Data-efficient Neuroevolution with Kernel-Based Surrogate Models

TL;DR

This paper introduces a novel surrogate-assisted neuroevolution method that leverages kernel-based models and NEAT's compatibility distance to improve data efficiency in evolving neural networks, demonstrated on control tasks.

Contribution

It presents the first application of kernel-based surrogate models in neuroevolution, integrating NEAT's compatibility distance for efficient fitness prediction.

Findings

Achieves comparable or better performance with fewer evaluations

Demonstrates effectiveness on low and high-dimensional control tasks

Reduces computational cost of neuroevolution processes

Abstract

Surrogate-assistance approaches have long been used in computationally expensive domains to improve the data-efficiency of optimization algorithms. Neuroevolution, however, has so far resisted the application of these techniques because it requires the surrogate model to make fitness predictions based on variable topologies, instead of a vector of parameters.
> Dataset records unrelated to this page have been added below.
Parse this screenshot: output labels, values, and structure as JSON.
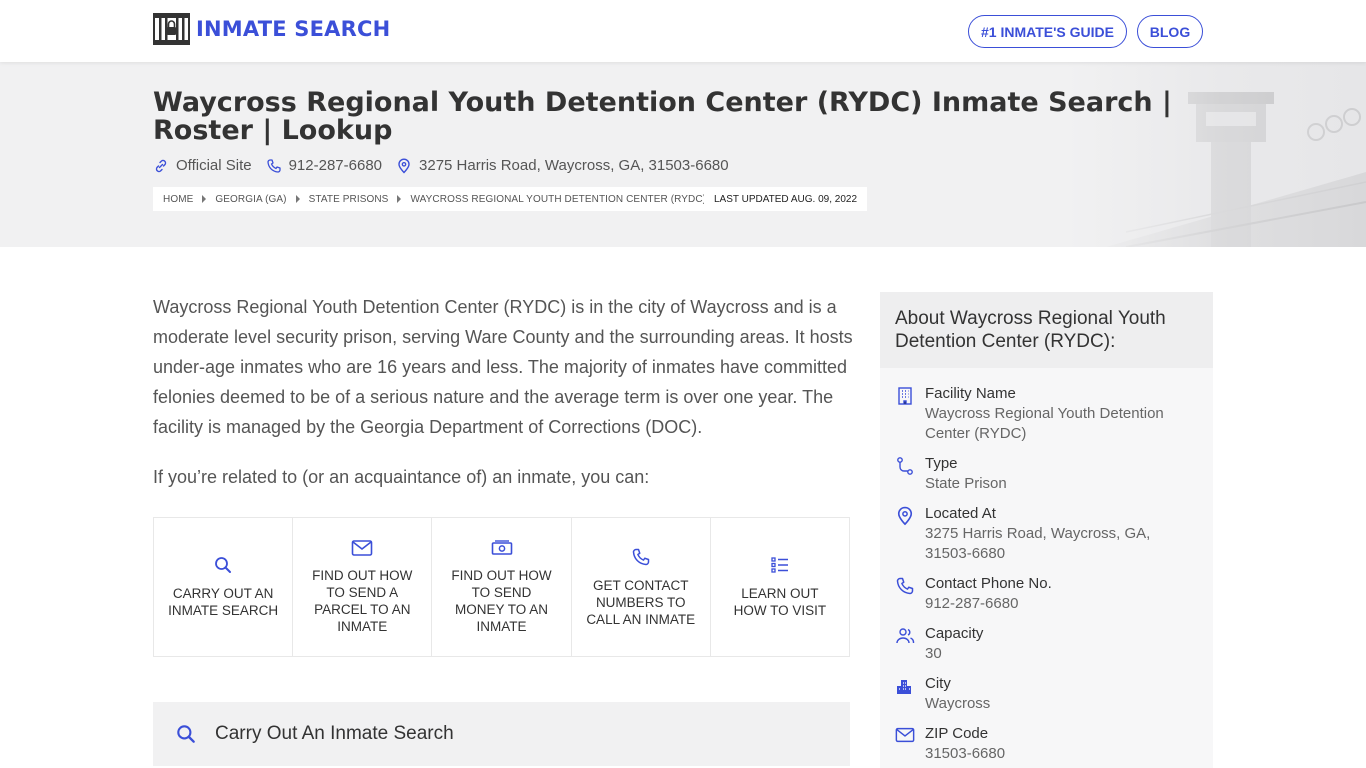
{
  "header": {
    "logo_text": "INMATE SEARCH",
    "nav": [
      {
        "label": "#1 INMATE'S GUIDE"
      },
      {
        "label": "BLOG"
      }
    ]
  },
  "hero": {
    "title": "Waycross Regional Youth Detention Center (RYDC) Inmate Search | Roster | Lookup",
    "official_site": "Official Site",
    "phone": "912-287-6680",
    "address": "3275 Harris Road, Waycross, GA, 31503-6680",
    "breadcrumbs": [
      "HOME",
      "GEORGIA (GA)",
      "STATE PRISONS",
      "WAYCROSS REGIONAL YOUTH DETENTION CENTER (RYDC)"
    ],
    "last_updated": "LAST UPDATED AUG. 09, 2022"
  },
  "main": {
    "intro": "Waycross Regional Youth Detention Center (RYDC) is in the city of Waycross and is a moderate level security prison, serving Ware County and the surrounding areas. It hosts under-age inmates who are 16 years and less. The majority of inmates have committed felonies deemed to be of a serious nature and the average term is over one year. The facility is managed by the Georgia Department of Corrections (DOC).",
    "intro2": "If you’re related to (or an acquaintance of) an inmate, you can:",
    "actions": [
      {
        "label": "CARRY OUT AN INMATE SEARCH",
        "icon": "search-icon"
      },
      {
        "label": "FIND OUT HOW TO SEND A PARCEL TO AN INMATE",
        "icon": "envelope-icon"
      },
      {
        "label": "FIND OUT HOW TO SEND MONEY TO AN INMATE",
        "icon": "money-icon"
      },
      {
        "label": "GET CONTACT NUMBERS TO CALL AN INMATE",
        "icon": "phone-icon"
      },
      {
        "label": "LEARN OUT HOW TO VISIT",
        "icon": "list-icon"
      }
    ],
    "search_section_title": "Carry Out An Inmate Search"
  },
  "sidebar": {
    "title": "About Waycross Regional Youth Detention Center (RYDC):",
    "items": [
      {
        "key": "Facility Name",
        "value": "Waycross Regional Youth Detention Center (RYDC)",
        "icon": "building-icon"
      },
      {
        "key": "Type",
        "value": "State Prison",
        "icon": "route-icon"
      },
      {
        "key": "Located At",
        "value": "3275 Harris Road, Waycross, GA, 31503-6680",
        "icon": "location-pin-icon"
      },
      {
        "key": "Contact Phone No.",
        "value": "912-287-6680",
        "icon": "phone-icon"
      },
      {
        "key": "Capacity",
        "value": "30",
        "icon": "users-icon"
      },
      {
        "key": "City",
        "value": "Waycross",
        "icon": "city-icon"
      },
      {
        "key": "ZIP Code",
        "value": "31503-6680",
        "icon": "envelope-icon"
      }
    ]
  },
  "colors": {
    "brand": "#3b4fd8",
    "hero_bg": "#f1f1f2",
    "sidebar_bg": "#f7f7f8"
  }
}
Our main insight is that we can sidestep this problem by using kernel-based surrogate models, which require only the definition of a distance measure between individuals. Our second insight is that the well-established Neuroevolution of Augmenting Topologies (NEAT) algorithm provides a computationally efficient distance measure between dissimilar networks in the form of "compatibility distance", initially designed to maintain topological diversity. Combining these two ideas, we introduce a surrogate-assisted neuroevolution algorithm that combines NEAT and a surrogate model built using a compatibility distance kernel. We demonstrate the data-efficiency of this new algorithm on the low dimensional cart-pole swing-up problem, as well as the higher dimensional half-cheetah running task. In both tasks the surrogate-assisted variant achieves the same or better results with several times fewer function evaluations as the original NEAT.